U.S. authorities have arrested a 51-year-old contractor for stealing classified government information that the New York Times describes as NSA source code for hacking into the computers of American adversaries.
While the FBI and Justice Department declined to provide any details on Martin’s government employment, the Times reports he is an NSA contractor working for Booz Allen Hamilton. If that is correct, it would be the second time in three years that a Booz contractor has left NSA facilities with highly sensitive information.

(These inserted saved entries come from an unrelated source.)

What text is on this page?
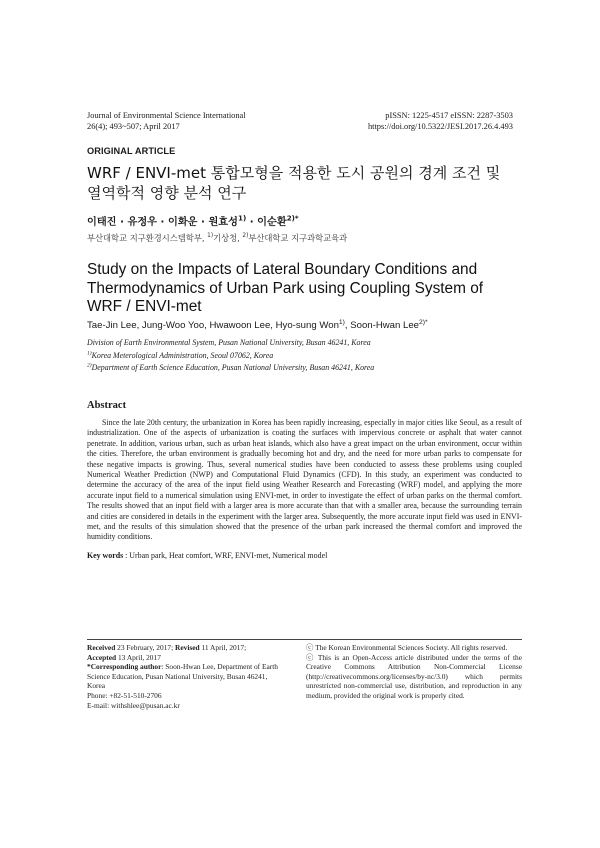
Journal of Environmental Science International
26(4); 493~507; April 2017
pISSN: 1225-4517 eISSN: 2287-3503
https://doi.org/10.5322/JESI.2017.26.4.493
ORIGINAL ARTICLE
WRF / ENVI-met 통합모형을 적용한 도시 공원의 경계 조건 및 열역학적 영향 분석 연구
이태진 · 유정우 · 이화운 · 원효성$^{1)}$ · 이순환$^{2)*}$
부산대학교 지구환경시스템학부, $^{1)}$기상청, $^{2)}$부산대학교 지구과학교육과
Study on the Impacts of Lateral Boundary Conditions and Thermodynamics of Urban Park using Coupling System of WRF / ENVI-met
Tae-Jin Lee, Jung-Woo Yoo, Hwawoon Lee, Hyo-sung Won$^{1)}$, Soon-Hwan Lee$^{2)*}$
Division of Earth Environmental System, Pusan National University, Busan 46241, Korea
$^{1)}$Korea Meterological Administration, Seoul 07062, Korea
$^{2)}$Department of Earth Science Education, Pusan National University, Busan 46241, Korea
Abstract
Since the late 20th century, the urbanization in Korea has been rapidly increasing, especially in major cities like Seoul, as a result of industrialization. One of the aspects of urbanization is coating the surfaces with impervious concrete or asphalt that water cannot penetrate. In addition, various urban, such as urban heat islands, which also have a great impact on the urban environment, occur within the cities. Therefore, the urban environment is gradually becoming hot and dry, and the need for more urban parks to compensate for these negative impacts is growing. Thus, several numerical studies have been conducted to assess these problems using coupled Numerical Weather Prediction (NWP) and Computational Fluid Dynamics (CFD). In this study, an experiment was conducted to determine the accuracy of the area of the input field using Weather Research and Forecasting (WRF) model, and applying the more accurate input field to a numerical simulation using ENVI-met, in order to investigate the effect of urban parks on the thermal comfort. The results showed that an input field with a larger area is more accurate than that with a smaller area, because the surrounding terrain and cities are considered in details in the experiment with the larger area. Subsequently, the more accurate input field was used in ENVI-met, and the results of this simulation showed that the presence of the urban park increased the thermal comfort and improved the humidity conditions.
Key words : Urban park, Heat comfort, WRF, ENVI-met, Numerical model
Received 23 February, 2017; Revised 11 April, 2017;
Accepted 13 April, 2017
*Corresponding author: Soon-Hwan Lee, Department of Earth Science Education, Pusan National University, Busan 46241, Korea
Phone: +82-51-510-2706
E-mail: withshlee@pusan.ac.kr
ⓒ The Korean Environmental Sciences Society. All rights reserved.
ⓒ This is an Open-Access article distributed under the terms of the Creative Commons Attribution Non-Commercial License (http://creativecommons.org/licenses/by-nc/3.0) which permits unrestricted non-commercial use, distribution, and reproduction in any medium, provided the original work is properly cited.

Whistleblower Edward Snowden worked for the contractor when he made off with large amounts of data from the signals intelligence agency.
The NSA did not respond to questions about Martin’s employment.

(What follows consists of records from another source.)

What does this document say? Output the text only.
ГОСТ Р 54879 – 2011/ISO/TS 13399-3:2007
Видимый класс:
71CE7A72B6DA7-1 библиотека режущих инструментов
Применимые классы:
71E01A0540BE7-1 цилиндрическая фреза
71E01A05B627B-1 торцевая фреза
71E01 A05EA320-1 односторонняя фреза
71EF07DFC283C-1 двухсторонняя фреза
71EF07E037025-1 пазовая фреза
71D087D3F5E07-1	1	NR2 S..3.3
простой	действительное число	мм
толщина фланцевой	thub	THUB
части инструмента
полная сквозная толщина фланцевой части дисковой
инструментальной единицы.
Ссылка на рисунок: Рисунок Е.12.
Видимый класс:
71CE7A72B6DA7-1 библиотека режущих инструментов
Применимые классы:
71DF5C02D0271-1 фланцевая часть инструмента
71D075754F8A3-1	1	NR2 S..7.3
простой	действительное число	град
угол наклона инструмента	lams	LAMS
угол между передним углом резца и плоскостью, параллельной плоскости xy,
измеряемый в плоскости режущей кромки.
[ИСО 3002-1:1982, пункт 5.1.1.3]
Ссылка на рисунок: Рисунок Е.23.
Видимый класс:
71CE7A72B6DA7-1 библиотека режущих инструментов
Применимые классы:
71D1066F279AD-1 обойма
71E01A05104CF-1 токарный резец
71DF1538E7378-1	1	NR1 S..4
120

Harold T. Martin, III allegedly removed classified information and stored it at his Maryland home, where investigators discovered the material during a search, in which they uncovered documents and digital files stored on computers and digital storage devices.
According to an affidavit filed by an FBI agent seeking an arrest warrant, “a large percentage of the materials recovered from Martin’s residence and vehicle bore markings indicating that they were property of the United States and contained highly classified information,” including top secret material.
Booz confirmed that Martin was an employee of the company, and said in a statement that it is cooperating with authorities and has fired Martin.
“At this point, these are mere allegations. There is no evidence that Hal Martin intended to betray his country. What we do know is that Hal Martin loves his family and his country,” Jim Wyda, the federal public defender representing Martin, said in a statement.
It remains unclear exactly what Martin allegedly stole from the NSA. The Times describes the material as “highly classified computer codes developed to hack into the networks of foreign governments.”
Such tools would likely be among NSA’s most prized weapons, giving its hackers access to the computer systems of nations targeted by the agency for surveillance. If source code left NSA’s facilities, it will raise questions about whether hacking tools have been compromised and potentially rendered ineffective. Hacking tools developed by the NSA would be of great interest to both criminal hacking groups and national intelligence agencies, both of whom would likely shell out large sums of money to acquire such code.
In August, a group of hackers calling themselves the Shadow Brokers posted NSA hacking tools online and announced an auction for additional code. The hackers complained last week that no one is bidding on the public auction.
The material made public by the Shadow Brokers allowed a hacker to break into widely used firewalls and other computer equipment and utilized highly prized software vulnerabilities.
Computer security experts and agency veterans believe the material posted by the group are genuine NSA hacking tools.
FBI and DOJ officials declined to comment on whether they believe Martin had any connection with the Shadow Brokers leak.